PSI Setuju Dwi Kewarganegaraan Diberlakukan
Pengakuan terhadap dwi kewarganegaraan (DK) terbukti meningkatkan Gross national product (GNP).
Editor: Hasanudin Aco
TRIBUNNEWS.COM, JAKARTA - Terlepas dari kasus dugaan pelanggaran Undang-Undang (UU) Kewarganegaraan yang dilakukan Archanda Tahar (AT) namun kita perlu mencermati isu UU Kewarganegaraan kita yang memang meletakkan posisi anak hasil kawin campur seperti Gloria dan WNI seperti AT serta jutaan diaspora lainnya dalam posisi yang terpojok.
Menurut Isyana Bagoes Oka, Ketua Dewan Pimpinan Pusat Partai Solidaritas Indonesia (DPP PSI), jutaan dispora Indonesia di banyak negara menghadapi pilihan yang sulit.
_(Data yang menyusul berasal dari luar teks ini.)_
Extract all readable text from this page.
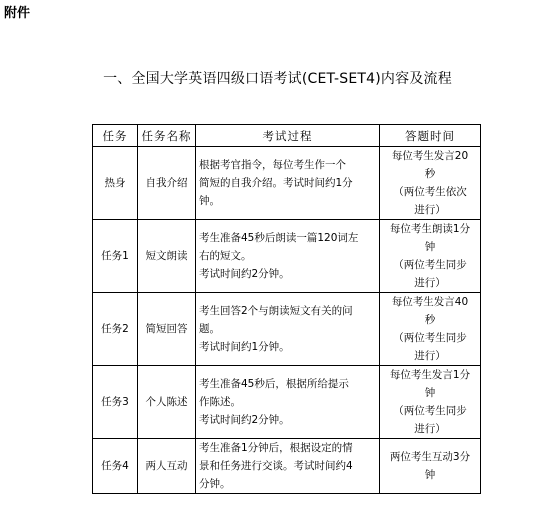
附件
一、全国大学英语四级口语考试(CET-SET4)内容及流程
任务	任务名称	考试过程	答题时间
热身	自我介绍	根据考官指令，每位考生作一个
简短的自我介绍。考试时间约1分
钟。	每位考生发言20
秒
（两位考生依次
进行）

任务1	短文朗读	考生准备45秒后朗读一篇120词左
右的短文。
考试时间约2分钟。	每位考生朗读1分
钟
（两位考生同步
进行）

任务2	简短回答	考生回答2个与朗读短文有关的问
题。
考试时间约1分钟。	每位考生发言40
秒
（两位考生同步
进行）

任务3	个人陈述	考生准备45秒后，根据所给提示
作陈述。
考试时间约2分钟。	每位考生发言1分
钟
（两位考生同步
进行）

任务4	两人互动	考生准备1分钟后，根据设定的情
景和任务进行交谈。考试时间约4
分钟。	两位考生互动3分
钟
Mereka memiliki karir dan kehidupan yang baik di negara-negara di mana mereka hidup sekarang, mereka juga memiliki cinta pada Indonesia sebagai Ibu Pertiwi, namun dengan UU Kewarnegaraan sekarang mereka terpaksa menanggalkan status WNI bila mengajukan status warga negara setempat.
"Mereka "dipaksa" keluar dari WNI," kata Isyana di Jakarta, Selasa (16/8/2016).
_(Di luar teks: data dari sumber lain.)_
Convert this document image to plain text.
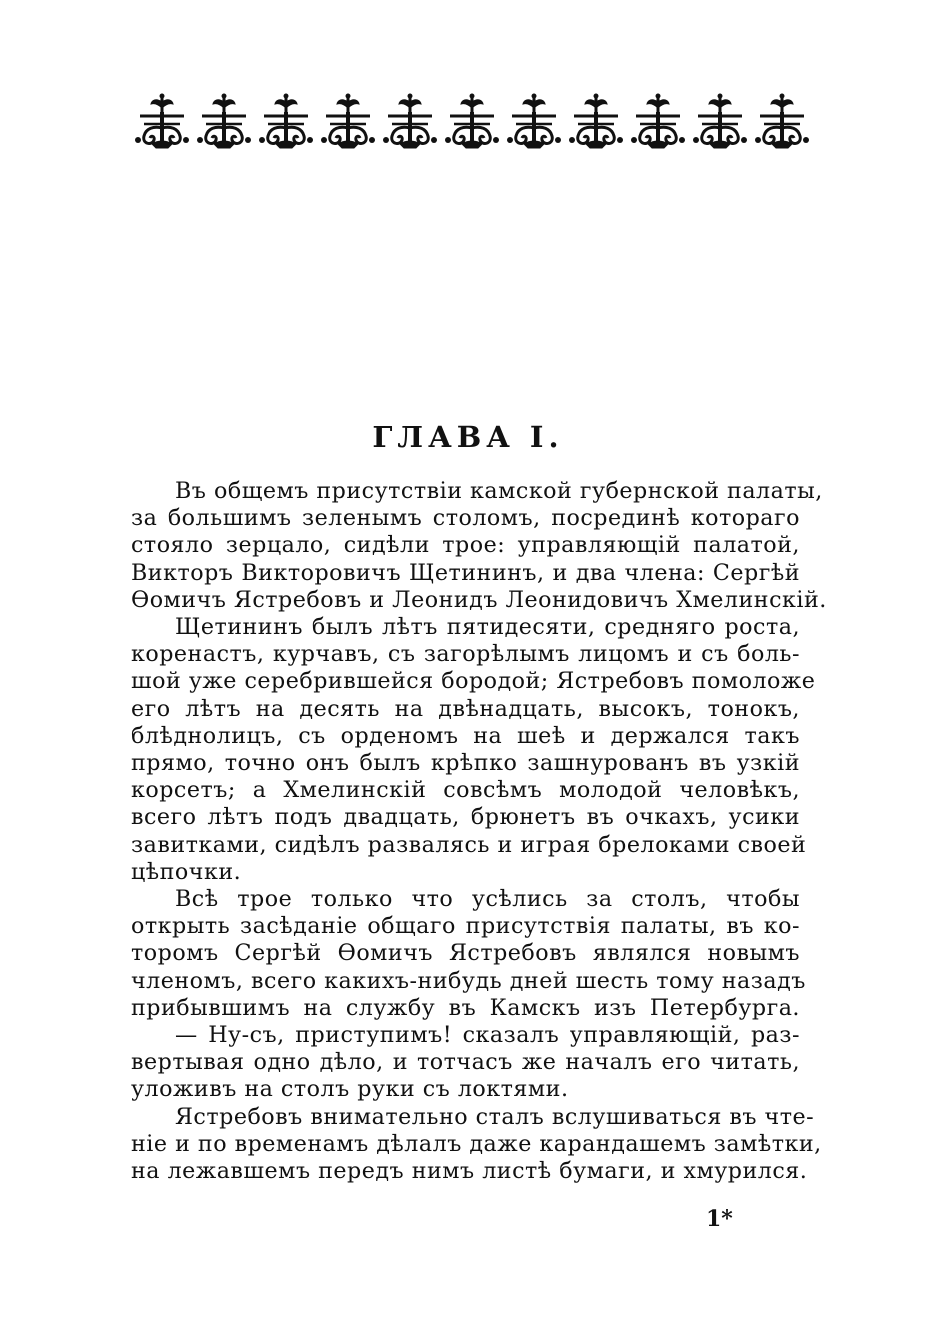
ГЛАВА I.
Въ общемъ присутствіи камской губернской палаты,
за большимъ зеленымъ столомъ, посрединѣ котораго
стояло зерцало, сидѣли трое: управляющій палатой,
Викторъ Викторовичъ Щетининъ, и два члена: Сергѣй
Ѳомичъ Ястребовъ и Леонидъ Леонидовичъ Хмелинскій.
Щетининъ былъ лѣтъ пятидесяти, средняго роста,
коренастъ, курчавъ, съ загорѣлымъ лицомъ и съ боль-
шой уже серебрившейся бородой; Ястребовъ помоложе
его лѣтъ на десять на двѣнадцать, высокъ, тонокъ,
блѣднолицъ, съ орденомъ на шеѣ и держался такъ
прямо, точно онъ былъ крѣпко зашнурованъ въ узкій
корсетъ; а Хмелинскій совсѣмъ молодой человѣкъ,
всего лѣтъ подъ двадцать, брюнетъ въ очкахъ, усики
завитками, сидѣлъ развалясь и играя брелоками своей
цѣпочки.
Всѣ трое только что усѣлись за столъ, чтобы
открыть засѣданіе общаго присутствія палаты, въ ко-
торомъ Сергѣй Ѳомичъ Ястребовъ являлся новымъ
членомъ, всего какихъ-нибудь дней шесть тому назадъ
прибывшимъ на службу въ Камскъ изъ Петербурга.
— Ну-съ, приступимъ! сказалъ управляющій, раз-
вертывая одно дѣло, и тотчасъ же началъ его читать,
уложивъ на столъ руки съ локтями.
Ястребовъ внимательно сталъ вслушиваться въ чте-
ніе и по временамъ дѣлалъ даже карандашемъ замѣтки,
на лежавшемъ передъ нимъ листѣ бумаги, и хмурился.
1*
Hal ini menimpa penyanyi Anggun C Sasmi yang sukses meniti karir sebagai penyanyi internasional dari Perancis dan mengajukan kewarganegaraan Perancis yang sebenarnya hanya untuk memperlancar karir di sana, namun dia terpaksa menanggalkan status WNI karena tuntutan UU Kewarganegaran sekarang.
"Sudah semestinya kita melakukan revisi terhadap UU No 12 tahun 2006 tentang Kewarganegaraan yang masih tidak mengakui dwi kewarganegaraan," tegas Isyana.
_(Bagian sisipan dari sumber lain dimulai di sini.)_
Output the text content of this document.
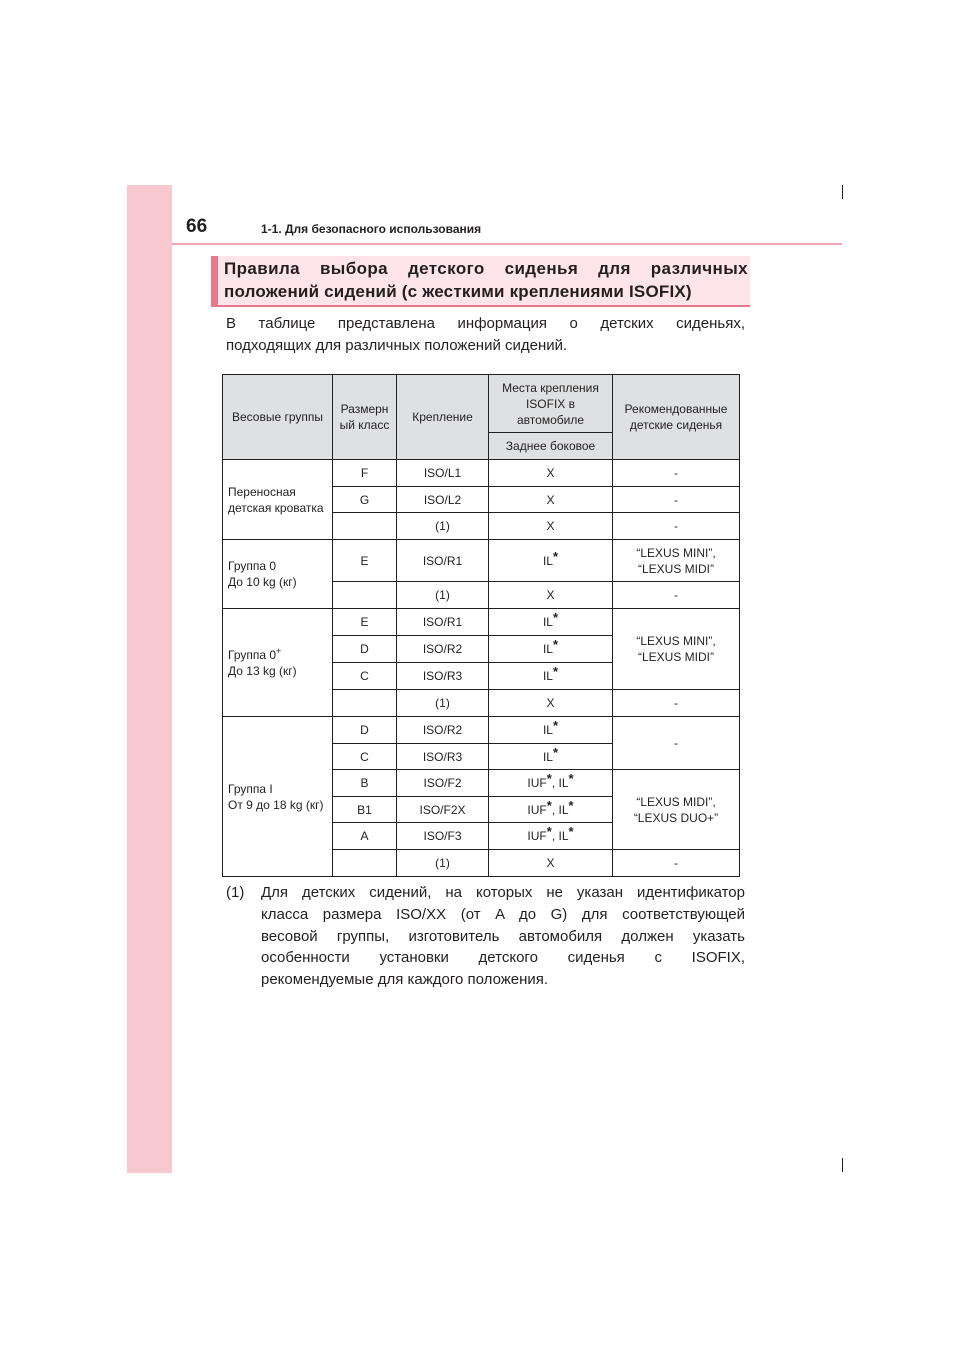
66	1-1. Для безопасного использования
Правила выбора детского сиденья для различных
положений сидений (с жесткими креплениями ISOFIX)
В таблице представлена информация о детских сиденьях,
подходящих для различных положений сидений.
Весовые группы	Размерн ый класс	Крепление	Места крепления ISOFIX в автомобиле	Рекомендованные детские сиденья
			Заднее боковое	
Переносная детская кроватка	F	ISO/L1	X	-
	G	ISO/L2	X	-
		(1)	X	-
Группа 0
До 10 kg (кг)	E	ISO/R1	IL*	“LEXUS MINI”, “LEXUS MIDI”
		(1)	X	-
Группа 0+
До 13 kg (кг)	E	ISO/R1	IL*	“LEXUS MINI”, “LEXUS MIDI”
	D	ISO/R2	IL*
	C	ISO/R3	IL*
		(1)	X	-
Группа I
От 9 до 18 kg (кг)	D	ISO/R2	IL*	-
	C	ISO/R3	IL*
	B	ISO/F2	IUF*, IL*	“LEXUS MIDI”, “LEXUS DUO+”
	B1	ISO/F2X	IUF*, IL*
	A	ISO/F3	IUF*, IL*
		(1)	X	-
(1) Для детских сидений, на которых не указан идентификатор
класса размера ISO/XX (от A до G) для соответствующей
весовой группы, изготовитель автомобиля должен указать
особенности установки детского сиденья с ISOFIX,
рекомендуемые для каждого положения.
Pengakuan terhadap dwi kewarganergaan merupakan janji politik Presiden Joko Widodo saat bertemu masyarakat dan diaspora Indonesia di Wisma Tilden Washington DC, Amerika Serikat, 26 Oktober 2015.
Jokowi telah berjanji mendorong Pemerintah dan DPR untuk segera mengesahkan RUU Dwi-Kewarganegaraan yang saat ini sudah masuk Prolegnas DPR.
Pengakuan terhadap dwi kewarganegaraan (DK) juga terbukti meningkatkan Gross national product (GNP).
Studi yang dilakukan oleh tim TFIK (Taskforce Imigrasi dan Kewarganegaraan) menunjukkan bahwa sejak diberlakukannya DK oleh negara-negara berkembang seperti Pakistan, Sri Lanka, Bangladesh, India dan Filipina.
Selain itu, pengakuan terhadap dwi-kewarganegaraan melindungi 'aset' bangsa yang berupa tokoh-tokoh potensial yang diincar oleh negara lain.
Salah satu contoh, menurut Isyana, Ahmed Zewail peraih Nobel 1999 warga negara Mesir yang kemudian memiliki kewarganegaraan kedua, Amerika Serikat.
Saat ia meraih Nobel tetap diakui sebagai kewarganegaraan Mesir dan menjadi kebanggaan bangsa Mesir, meski juga punya kewarganegaraan AS. Setelah dia meninggal satu pekan lalu: 7 Agustus 2016, dia minta dikebumikan di Mesir.
"PSI mendesak DPR untuk segera merevisi UU Kewarganegaraan dengan mengakomodir aspirasi pengesahan hak dwi kewarganegaraan," pungkas Isyana.